A identidade social se funde com a identidade pessoal, e isso tem um impacto direto na auto-estima. Se penso que o grupo que me recebeu é fantástico, isso também me torna, como indivíduo, um ser fantástico. E é aqui que encontramos o germe do fanatismo : aqueles que lutam com tenacidade (e muitas vezes morrem literalmente nessa luta) para defender os padrões do grupo estão finalmente defendendo sua própria auto-estima, que se sentem ameaçadas.
A pesquisa em psicologia postula uma equação simples: quanto mais pobre é a nossa auto-estima, maior a necessidade de identificação com uma comunidade poderosa que nos ajuda a repará-la ou, pelo menos, sustentá-la. Quanto mais inseguros sentimos e duvidamos do que valemos, mais forte é o impulso de salvaguardar nosso orgulho pessoal, associando-o a um sólido grupo de pertencimento.

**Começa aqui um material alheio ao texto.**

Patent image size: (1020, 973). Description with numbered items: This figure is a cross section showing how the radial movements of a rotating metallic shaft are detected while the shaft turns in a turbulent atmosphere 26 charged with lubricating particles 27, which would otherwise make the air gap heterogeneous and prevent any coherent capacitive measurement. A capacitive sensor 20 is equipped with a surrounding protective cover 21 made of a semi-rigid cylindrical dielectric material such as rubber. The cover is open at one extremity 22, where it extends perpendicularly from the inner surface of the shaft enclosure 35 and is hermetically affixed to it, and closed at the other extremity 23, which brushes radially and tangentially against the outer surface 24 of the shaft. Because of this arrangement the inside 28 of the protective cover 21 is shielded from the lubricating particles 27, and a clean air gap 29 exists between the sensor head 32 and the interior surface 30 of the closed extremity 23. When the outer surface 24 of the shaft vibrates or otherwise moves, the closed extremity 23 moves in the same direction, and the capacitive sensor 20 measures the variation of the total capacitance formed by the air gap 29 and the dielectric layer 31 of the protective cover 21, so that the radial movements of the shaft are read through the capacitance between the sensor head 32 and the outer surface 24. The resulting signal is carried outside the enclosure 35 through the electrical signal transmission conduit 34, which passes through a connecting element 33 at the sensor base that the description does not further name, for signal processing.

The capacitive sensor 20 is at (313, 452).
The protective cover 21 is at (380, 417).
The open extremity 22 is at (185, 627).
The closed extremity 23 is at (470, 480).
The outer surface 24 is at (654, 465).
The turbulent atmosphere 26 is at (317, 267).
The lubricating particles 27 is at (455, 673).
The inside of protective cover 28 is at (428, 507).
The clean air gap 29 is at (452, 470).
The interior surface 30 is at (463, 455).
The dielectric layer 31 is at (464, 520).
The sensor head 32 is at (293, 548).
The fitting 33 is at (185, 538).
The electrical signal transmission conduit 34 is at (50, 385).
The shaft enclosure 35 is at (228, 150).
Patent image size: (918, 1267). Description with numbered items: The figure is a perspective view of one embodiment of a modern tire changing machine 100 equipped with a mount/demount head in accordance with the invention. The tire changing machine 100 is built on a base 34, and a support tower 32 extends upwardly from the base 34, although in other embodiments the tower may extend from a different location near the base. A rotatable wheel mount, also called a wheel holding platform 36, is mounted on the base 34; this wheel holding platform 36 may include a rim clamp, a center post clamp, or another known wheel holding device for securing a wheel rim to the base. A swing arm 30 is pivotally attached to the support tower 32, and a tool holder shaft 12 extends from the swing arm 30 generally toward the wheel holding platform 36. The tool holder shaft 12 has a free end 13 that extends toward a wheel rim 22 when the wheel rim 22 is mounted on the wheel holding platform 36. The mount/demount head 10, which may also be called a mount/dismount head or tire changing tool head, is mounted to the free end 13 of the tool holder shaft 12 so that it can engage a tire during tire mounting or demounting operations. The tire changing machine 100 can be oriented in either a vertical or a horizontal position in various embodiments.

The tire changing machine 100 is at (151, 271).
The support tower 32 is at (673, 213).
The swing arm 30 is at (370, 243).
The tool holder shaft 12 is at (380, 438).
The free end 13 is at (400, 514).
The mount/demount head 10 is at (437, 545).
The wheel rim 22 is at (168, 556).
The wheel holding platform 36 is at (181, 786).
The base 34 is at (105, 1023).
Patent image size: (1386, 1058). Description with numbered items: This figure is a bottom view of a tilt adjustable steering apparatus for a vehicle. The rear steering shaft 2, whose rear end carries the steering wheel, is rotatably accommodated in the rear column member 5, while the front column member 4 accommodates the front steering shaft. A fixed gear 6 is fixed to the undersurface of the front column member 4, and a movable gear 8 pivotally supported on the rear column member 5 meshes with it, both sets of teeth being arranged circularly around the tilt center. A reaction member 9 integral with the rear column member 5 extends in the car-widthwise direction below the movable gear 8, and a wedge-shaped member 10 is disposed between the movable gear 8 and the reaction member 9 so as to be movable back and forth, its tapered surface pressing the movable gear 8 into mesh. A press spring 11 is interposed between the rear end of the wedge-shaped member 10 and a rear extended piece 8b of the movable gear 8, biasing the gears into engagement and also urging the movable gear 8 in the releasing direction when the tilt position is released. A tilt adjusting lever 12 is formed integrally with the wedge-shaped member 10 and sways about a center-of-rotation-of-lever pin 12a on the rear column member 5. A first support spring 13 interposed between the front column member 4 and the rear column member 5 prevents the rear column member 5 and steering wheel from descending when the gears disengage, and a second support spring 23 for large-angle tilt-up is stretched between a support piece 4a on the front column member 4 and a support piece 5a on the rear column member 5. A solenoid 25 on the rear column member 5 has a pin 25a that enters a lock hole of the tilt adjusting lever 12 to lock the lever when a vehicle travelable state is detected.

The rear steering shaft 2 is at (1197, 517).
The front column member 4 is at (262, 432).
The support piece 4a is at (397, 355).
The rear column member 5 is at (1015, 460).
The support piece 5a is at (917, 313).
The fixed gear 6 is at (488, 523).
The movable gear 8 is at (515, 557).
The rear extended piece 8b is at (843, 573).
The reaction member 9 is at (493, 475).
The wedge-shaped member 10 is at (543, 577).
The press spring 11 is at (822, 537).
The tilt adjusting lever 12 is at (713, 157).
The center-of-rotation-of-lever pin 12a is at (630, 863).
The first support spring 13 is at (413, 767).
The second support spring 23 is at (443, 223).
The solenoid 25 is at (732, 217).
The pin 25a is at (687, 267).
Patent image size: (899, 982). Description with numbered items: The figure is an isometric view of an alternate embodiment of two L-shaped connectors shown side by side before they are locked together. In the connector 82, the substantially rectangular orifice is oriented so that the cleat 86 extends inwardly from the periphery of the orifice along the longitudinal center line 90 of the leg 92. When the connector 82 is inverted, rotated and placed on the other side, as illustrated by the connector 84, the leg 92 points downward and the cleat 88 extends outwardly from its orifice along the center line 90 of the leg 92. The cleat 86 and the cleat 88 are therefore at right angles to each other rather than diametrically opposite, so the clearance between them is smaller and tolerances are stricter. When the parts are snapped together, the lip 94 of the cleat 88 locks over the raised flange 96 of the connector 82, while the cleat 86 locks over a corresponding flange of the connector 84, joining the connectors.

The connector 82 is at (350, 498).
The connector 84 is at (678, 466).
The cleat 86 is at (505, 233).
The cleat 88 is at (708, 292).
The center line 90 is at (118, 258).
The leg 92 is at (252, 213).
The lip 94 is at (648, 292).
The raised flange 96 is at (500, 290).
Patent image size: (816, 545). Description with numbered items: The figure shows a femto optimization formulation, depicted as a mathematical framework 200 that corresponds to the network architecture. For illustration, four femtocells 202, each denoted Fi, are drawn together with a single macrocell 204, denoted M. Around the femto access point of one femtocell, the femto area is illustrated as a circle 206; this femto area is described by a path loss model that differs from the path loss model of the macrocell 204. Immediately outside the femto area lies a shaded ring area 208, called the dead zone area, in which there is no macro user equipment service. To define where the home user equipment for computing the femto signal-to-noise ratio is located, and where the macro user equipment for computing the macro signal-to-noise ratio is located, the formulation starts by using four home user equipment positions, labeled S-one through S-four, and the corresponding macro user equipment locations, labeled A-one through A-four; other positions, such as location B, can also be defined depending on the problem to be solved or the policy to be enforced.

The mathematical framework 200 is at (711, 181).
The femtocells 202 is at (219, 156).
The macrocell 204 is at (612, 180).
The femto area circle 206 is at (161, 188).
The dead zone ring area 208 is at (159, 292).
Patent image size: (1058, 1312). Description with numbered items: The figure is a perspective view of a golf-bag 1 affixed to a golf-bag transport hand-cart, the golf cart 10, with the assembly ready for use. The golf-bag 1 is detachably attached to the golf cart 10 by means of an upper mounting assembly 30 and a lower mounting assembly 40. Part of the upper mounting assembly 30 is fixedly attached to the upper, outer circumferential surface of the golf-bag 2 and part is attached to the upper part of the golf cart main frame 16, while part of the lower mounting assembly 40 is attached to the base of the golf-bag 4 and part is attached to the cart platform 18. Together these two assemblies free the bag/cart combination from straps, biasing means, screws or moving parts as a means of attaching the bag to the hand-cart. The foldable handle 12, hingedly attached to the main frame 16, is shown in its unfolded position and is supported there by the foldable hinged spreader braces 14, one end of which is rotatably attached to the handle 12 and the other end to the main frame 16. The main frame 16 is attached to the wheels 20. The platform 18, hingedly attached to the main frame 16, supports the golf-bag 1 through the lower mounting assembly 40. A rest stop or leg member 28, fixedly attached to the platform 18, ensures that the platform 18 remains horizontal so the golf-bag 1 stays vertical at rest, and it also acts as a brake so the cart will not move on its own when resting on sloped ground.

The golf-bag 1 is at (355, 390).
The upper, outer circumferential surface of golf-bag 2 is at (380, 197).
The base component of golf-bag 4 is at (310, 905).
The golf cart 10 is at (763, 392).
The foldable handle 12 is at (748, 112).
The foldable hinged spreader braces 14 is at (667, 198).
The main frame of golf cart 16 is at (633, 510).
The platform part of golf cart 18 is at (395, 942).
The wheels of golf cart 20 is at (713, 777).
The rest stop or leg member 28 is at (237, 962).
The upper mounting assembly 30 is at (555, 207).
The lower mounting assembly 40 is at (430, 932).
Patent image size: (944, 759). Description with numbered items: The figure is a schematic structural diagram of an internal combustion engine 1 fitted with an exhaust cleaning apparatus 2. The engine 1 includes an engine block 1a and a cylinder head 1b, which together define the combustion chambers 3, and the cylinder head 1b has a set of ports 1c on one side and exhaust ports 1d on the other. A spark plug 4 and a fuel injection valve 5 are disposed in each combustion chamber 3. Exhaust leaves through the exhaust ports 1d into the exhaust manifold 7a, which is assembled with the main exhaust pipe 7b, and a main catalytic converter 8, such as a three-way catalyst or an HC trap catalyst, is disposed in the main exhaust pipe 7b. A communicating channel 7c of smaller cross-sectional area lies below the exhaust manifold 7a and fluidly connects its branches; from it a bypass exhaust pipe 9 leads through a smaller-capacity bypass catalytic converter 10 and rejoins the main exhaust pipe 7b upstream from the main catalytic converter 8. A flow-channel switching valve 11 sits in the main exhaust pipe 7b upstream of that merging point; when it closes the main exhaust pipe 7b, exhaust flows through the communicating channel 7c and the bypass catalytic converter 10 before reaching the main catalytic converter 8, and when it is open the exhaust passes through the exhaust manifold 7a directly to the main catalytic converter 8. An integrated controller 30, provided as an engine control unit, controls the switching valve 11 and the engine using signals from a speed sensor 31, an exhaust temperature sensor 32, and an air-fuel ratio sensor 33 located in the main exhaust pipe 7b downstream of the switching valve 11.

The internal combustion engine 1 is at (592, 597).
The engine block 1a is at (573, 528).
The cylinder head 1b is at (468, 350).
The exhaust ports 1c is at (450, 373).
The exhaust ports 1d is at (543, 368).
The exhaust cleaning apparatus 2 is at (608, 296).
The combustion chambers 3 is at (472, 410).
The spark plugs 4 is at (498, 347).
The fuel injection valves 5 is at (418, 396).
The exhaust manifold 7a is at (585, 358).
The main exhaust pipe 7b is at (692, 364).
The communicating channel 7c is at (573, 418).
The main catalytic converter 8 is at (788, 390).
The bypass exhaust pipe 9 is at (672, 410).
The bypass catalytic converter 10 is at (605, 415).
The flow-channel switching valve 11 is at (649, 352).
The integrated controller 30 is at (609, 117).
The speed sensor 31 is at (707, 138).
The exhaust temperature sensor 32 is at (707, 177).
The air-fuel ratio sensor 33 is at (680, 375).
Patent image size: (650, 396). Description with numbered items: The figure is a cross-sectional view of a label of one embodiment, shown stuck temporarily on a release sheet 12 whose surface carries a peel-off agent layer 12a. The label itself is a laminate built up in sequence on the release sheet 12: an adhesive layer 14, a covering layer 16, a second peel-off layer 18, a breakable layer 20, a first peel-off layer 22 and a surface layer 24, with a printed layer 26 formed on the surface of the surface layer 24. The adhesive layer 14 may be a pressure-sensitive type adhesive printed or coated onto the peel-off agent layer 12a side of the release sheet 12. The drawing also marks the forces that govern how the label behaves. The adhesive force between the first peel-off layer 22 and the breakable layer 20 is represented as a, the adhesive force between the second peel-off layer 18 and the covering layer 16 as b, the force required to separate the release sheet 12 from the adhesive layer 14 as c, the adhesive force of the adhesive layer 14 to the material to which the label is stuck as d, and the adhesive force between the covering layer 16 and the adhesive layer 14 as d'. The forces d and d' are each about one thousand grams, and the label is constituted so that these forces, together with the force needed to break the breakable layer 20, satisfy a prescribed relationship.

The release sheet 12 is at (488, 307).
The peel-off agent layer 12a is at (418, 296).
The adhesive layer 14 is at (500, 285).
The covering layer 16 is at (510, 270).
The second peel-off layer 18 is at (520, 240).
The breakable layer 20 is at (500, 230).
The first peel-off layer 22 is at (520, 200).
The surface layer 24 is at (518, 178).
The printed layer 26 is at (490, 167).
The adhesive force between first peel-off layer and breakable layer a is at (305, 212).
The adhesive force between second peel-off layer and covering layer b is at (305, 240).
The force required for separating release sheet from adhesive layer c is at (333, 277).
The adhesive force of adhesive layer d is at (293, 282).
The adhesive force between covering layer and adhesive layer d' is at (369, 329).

Obviamente, essa equação não é matemática; isto é, não se aplica a 100% das pessoas. Mas isso se aplica a muitos deles. Pelo menos no Ocidente, que é o lado do planeta de onde vêm as pesquisas, a correlação entre baixa auto-estima e fanatismo é significativa. O que sinto que não tenho, estou procurando o grupo para fornecer. Temos aqui a terra fértil onde estão, muitas vezes acriticamente, alguns dos piores defeitos que temos como espécie. Aqui estão alguns exemplos.
1. Nacionalismo
Configurada como a crença absurda de que somos melhores que os cidadãos do país vizinho pelo simples fato de termos nascido aleatoriamente deste lado de uma fronteira e não do outro. O orgulho patriótico se intensifica notavelmente quando também é acompanhado por um sentimento de moralidade que acreditamos ser inerente à nossa sociedade, como a idéia de que “Deus está do nosso lado” ou “O bem sempre triunfa sobre o mal e nós somos bons”.
2. Sectarismo religioso
Deixando de lado o fundamentalismo (por sua obviedade), um dos casos mais notáveis a esse respeito ocorreu em 1978 na Guiana, onde mais de 900 pessoas que compunham a comunidade do Templo do Povo cometeram suicídio de maneira submissa e impensada. Seguindo as ordens do pastor Jim Jones, o líder espiritual do grupo.
3. O dogmatismo das idéias
A polarização em grupos antagônicos que atacam ou defendem uma causa específica geralmente é um sintoma ruim. O recente debate sobre a descriminalização do aborto na Argentina é um exemplo claro, que levou grande parte da sociedade a se dividir em dois lados opostos e inconciliáveis, onde aspectos morais e argumentos científicos foram relegados a segundo plano , eclipsados por um discussão superficial em que não importava a chegada a conclusões lógicas, mas a vitória da própria posição, pelo contrário. Nesse sentido, culpar alguém ou demonizar o adversário nos fornece a desculpa perfeita para não cuidarmos de nossas próprias frustrações.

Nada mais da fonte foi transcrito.